Sgt. Ronald Kidd was suspended Monday after police Chief James Craig said he sat in his squad car Nov. 20, as fellow officers screamed over the police radio for someone to help McClain, who'd just been shot.

McClain was killed after he and partner Phillippe Batoum-Bisse responded to a reported home invasion by a 28-year-old man armed with a rifle. According to Craig, McClain called for backup and then led a team of four officers into the house to search for the gunman.

As they descended the basement stairs, Craig said the man fired two shots, striking McClain in the neck and Batoum-Bisse in the left ankle.

Police investigators sent a warrant request to Wayne County Prosecutor's Office seeking murder charges against the suspect, but prosecutors returned the warrant for more work. 

Craig criticized Kidd, saying he "sat in his scout car a block away while you could hear people screaming ‘officer down’ on the radio."

Craig added police officials are considering whether to seek misdemeanor neglect of duty charges against Kidd. The charges carry a maximum of one year in prison and a $1,000 fine.

Kidd's attorneys, Odey Meroueh and Zachary Hallman, issued a statement insisting their client is being unfairly portrayed as a coward.

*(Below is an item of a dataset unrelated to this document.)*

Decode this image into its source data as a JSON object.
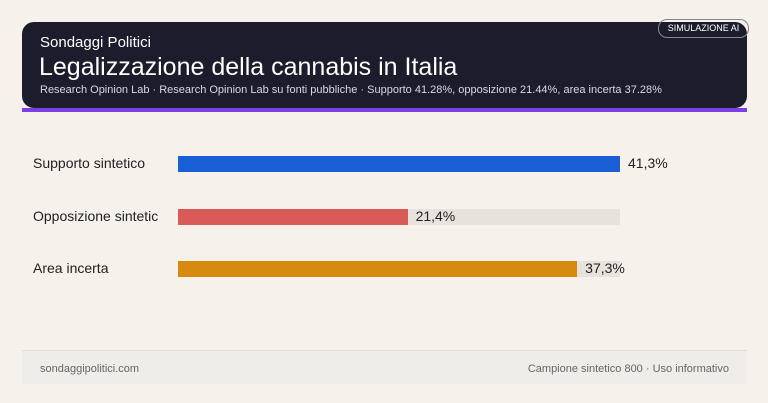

"We believe the characterization of Sgt. Kidd's character to be inaccurate and defamatory — particularly in light of his 21 years of service to the City of Detroit and before that to our country as a United States Marine."

Reached by phone Friday, Meroueh declined further comment.

Kidd was fired from the police department in 2014 for cowardice after police video showed he failed to act while his female partner was being assaulted by a mentally ill man in a detention facility, Craig said.

Kidd got his job back via an internal plea agreement, although Craig said he didn't agree to the 2015 deal, which he said was signed by someone else using the chief's name. Craig said he's investigating what happened with the signature, which he insisted wasn't his handwriting.

That agreement lowered Kidd's punishment from termination for cowardice to a 68-day suspension, Craig said.

Kidd, who has been with the department since 1998, was promoted to the rank of sergeant in June 2018. Craig said union rules mandated Kidd be put on the promotion list, although the chief said at a Tuesday press conference: "If it was up to me, I wouldn't have promoted him."

Craig announced Monday he'd suspended Kidd after reviewing the McClain shooting.

McClain's death was the culmination of a series of shootings involving the suspect, a parolee whom police officials say was obsessed with a 16-year-old girl and a 32-year-old woman, police said.

Craig said the suspect was in relationships with the teenager and the woman. The woman lived in the house on Wyoming where McClain and his partner were shot, although the 16-year-old does not live there as police initially thought, Craig said. He added investigators have not been able to locate the teen.

"This is a very complicated case," Craig said at the Tuesday press briefing. "I was initially led to believe that (the suspect) was going to the house to seek out the 16-year-old, but it turns out, he is in a relationship with a 32-year-old female. He also had a dating relationship with the 16-year-old."

Craig said the two females are not related. The chief also said the suspect stayed at the home from time to time but did not live there.

On Oct. 30, the suspect went to the Wyoming house demanding to see the woman, Craig said. "Her son didn't want him there; he refused entry, so (the suspect) shot the house up."

"The 16-year-old was a factor," the chief said. "We believe that was part of his rage. He had some kind of dating relationship with her."

An internal investigation into how detectives followed up on that shooting is ongoing, Craig said. Earlier, he told The Detroit News that investigators tried once to contact the home's occupants and then sent a letter asking them to call back, rather than following up in person.

Craig said the suspect returned to the home, looking for the 32-year-old woman and then allegedly broke into the house and holed up inside with a rifle.

After the shooting, Craig said sergeants from neighboring precincts — Edward Brannock, Craig Schrameck and John Claybourne — took charge of the situation.

"They responded how you'd expect supervisors to respond to such a situation," Craig said.